Seeing these exciting research results, you may think invasive BCI is perfect and that clinical application is close at hand, but you will be disappointed. So far, 15 to 20 severely disabled people have participated in clinical trials of invasive BCI, and they all encountered a problem: the implanted electrodes gradually failed due to the fact glia cells will wrap around them so they can no longer record nerve cell discharges. The above clinical experiments all used Utah arrays. Although it is only 4x4 mm, the 100 silicon electrode microneedles on it have to penetrate the surface of the brain and insert themselves among nerve cells to record nerve discharge signals. It will inevitably cause inflammatory responses from glia cells. In the worst-case scenario, these electrodes will become ineffective after 2 to 3 months. At best, they can last for 2 to 3 years, but the signal quality will gradually decline, and so will the performance of BCI. If this problem can’t be solved, long-term implantation is impossible, and the cost of replacing electrodes every 2 to 3 years is too high.
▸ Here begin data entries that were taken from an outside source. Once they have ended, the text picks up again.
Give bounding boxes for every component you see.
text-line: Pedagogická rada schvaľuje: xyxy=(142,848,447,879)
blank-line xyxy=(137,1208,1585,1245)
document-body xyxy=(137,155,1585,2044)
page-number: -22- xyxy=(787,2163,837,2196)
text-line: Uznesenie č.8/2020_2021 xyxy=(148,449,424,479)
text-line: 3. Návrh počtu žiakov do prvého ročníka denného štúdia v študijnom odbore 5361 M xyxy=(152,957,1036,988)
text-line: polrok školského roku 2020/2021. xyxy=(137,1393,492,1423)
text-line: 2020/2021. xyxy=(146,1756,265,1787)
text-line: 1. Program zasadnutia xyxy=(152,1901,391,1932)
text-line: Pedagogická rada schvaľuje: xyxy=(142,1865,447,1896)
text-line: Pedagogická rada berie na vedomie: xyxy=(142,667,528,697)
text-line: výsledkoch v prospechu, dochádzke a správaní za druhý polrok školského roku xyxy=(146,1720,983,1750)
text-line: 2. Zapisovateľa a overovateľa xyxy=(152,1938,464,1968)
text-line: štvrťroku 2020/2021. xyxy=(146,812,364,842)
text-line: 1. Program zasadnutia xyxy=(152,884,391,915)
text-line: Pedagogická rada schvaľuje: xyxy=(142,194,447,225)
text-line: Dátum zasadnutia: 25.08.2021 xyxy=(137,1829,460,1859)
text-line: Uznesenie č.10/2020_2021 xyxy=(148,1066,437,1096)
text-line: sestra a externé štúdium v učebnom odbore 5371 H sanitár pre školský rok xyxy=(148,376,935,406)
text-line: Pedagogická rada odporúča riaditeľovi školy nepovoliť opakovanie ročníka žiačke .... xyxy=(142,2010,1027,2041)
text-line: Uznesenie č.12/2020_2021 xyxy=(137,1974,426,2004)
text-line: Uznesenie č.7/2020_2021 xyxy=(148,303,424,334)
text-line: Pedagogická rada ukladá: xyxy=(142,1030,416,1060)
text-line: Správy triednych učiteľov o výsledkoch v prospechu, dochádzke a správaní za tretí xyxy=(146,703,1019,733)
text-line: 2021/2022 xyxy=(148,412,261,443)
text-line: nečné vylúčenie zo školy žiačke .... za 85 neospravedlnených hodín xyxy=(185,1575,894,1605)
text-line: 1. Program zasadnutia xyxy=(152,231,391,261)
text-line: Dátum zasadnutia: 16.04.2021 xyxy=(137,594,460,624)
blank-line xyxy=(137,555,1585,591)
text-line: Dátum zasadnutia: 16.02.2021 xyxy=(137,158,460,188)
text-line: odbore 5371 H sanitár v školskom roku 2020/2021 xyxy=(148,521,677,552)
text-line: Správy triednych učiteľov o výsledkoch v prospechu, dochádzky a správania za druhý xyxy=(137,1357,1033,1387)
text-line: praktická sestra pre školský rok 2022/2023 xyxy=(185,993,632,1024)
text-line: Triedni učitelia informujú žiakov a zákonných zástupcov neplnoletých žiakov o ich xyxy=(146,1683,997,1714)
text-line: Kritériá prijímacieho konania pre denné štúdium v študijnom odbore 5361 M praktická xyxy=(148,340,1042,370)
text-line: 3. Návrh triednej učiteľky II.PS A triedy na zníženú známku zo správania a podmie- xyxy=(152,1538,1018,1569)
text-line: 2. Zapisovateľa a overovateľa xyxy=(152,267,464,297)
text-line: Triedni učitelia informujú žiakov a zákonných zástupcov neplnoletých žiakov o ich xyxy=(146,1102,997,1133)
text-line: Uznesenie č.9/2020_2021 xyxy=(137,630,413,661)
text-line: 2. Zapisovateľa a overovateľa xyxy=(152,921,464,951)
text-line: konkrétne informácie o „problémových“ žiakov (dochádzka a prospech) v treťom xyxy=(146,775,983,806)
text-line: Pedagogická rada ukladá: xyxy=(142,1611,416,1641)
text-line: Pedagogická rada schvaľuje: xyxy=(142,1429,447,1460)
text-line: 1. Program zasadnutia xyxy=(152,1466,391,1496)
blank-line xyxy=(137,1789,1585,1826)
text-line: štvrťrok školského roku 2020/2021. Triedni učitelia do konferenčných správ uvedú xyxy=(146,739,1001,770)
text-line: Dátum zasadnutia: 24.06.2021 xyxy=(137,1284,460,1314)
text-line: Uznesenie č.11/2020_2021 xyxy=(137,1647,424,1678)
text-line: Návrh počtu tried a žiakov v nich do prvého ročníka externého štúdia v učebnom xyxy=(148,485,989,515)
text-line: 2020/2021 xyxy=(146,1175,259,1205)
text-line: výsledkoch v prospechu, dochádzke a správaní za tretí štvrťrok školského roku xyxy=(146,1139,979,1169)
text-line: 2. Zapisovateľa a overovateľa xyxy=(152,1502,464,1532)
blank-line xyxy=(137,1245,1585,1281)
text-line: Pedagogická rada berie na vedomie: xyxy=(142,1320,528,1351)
In addition, the wireless transmission of neural signals is also a problem. All of the above clinical experiments have installed wired plugs in the patient's head to transmit nerve signals and power supply, which would greatly increases the risk of infection. To address these two problems, scientists have considered many solutions, such as reducing the reaction of glia cells by adding anti-inflammatory substances on the electrode surface. Wireless and low-power neural chips are also being developed. Some people have even proposed to spread nano-dust around nerve cells to form Neural Dust around the cells so that neural signals can be obtained through an ultrasonic power supply.
To solve these two problems, low-invasive BCI was proposed in 2013: the neural electrodes will only be embedded in the surface of the cerebral cortex but not penetrate the cortex. BCI can be established through the field potential of a few electrodes rather than neural discharge activities, which helps avoid inflammatory responses and glia cell overgrowth. Meanwhile, wireless data exchange and power supply are both possible, since the number of electrodes and the signal sampling rate are low. Such a low-invasive solution may capture less neural information than electrode arrays, but it’s reliable in the long run. Under this principle, we have designed a new BCI typing method, placing electrodes in the key regions of the visual brain area that process moving objects, and using high-frequency field potential changes above 60 Hz in the area to distinguish the patient's attention and focus. This way, we can achieve fast, accurate and long-term stable EEG typing.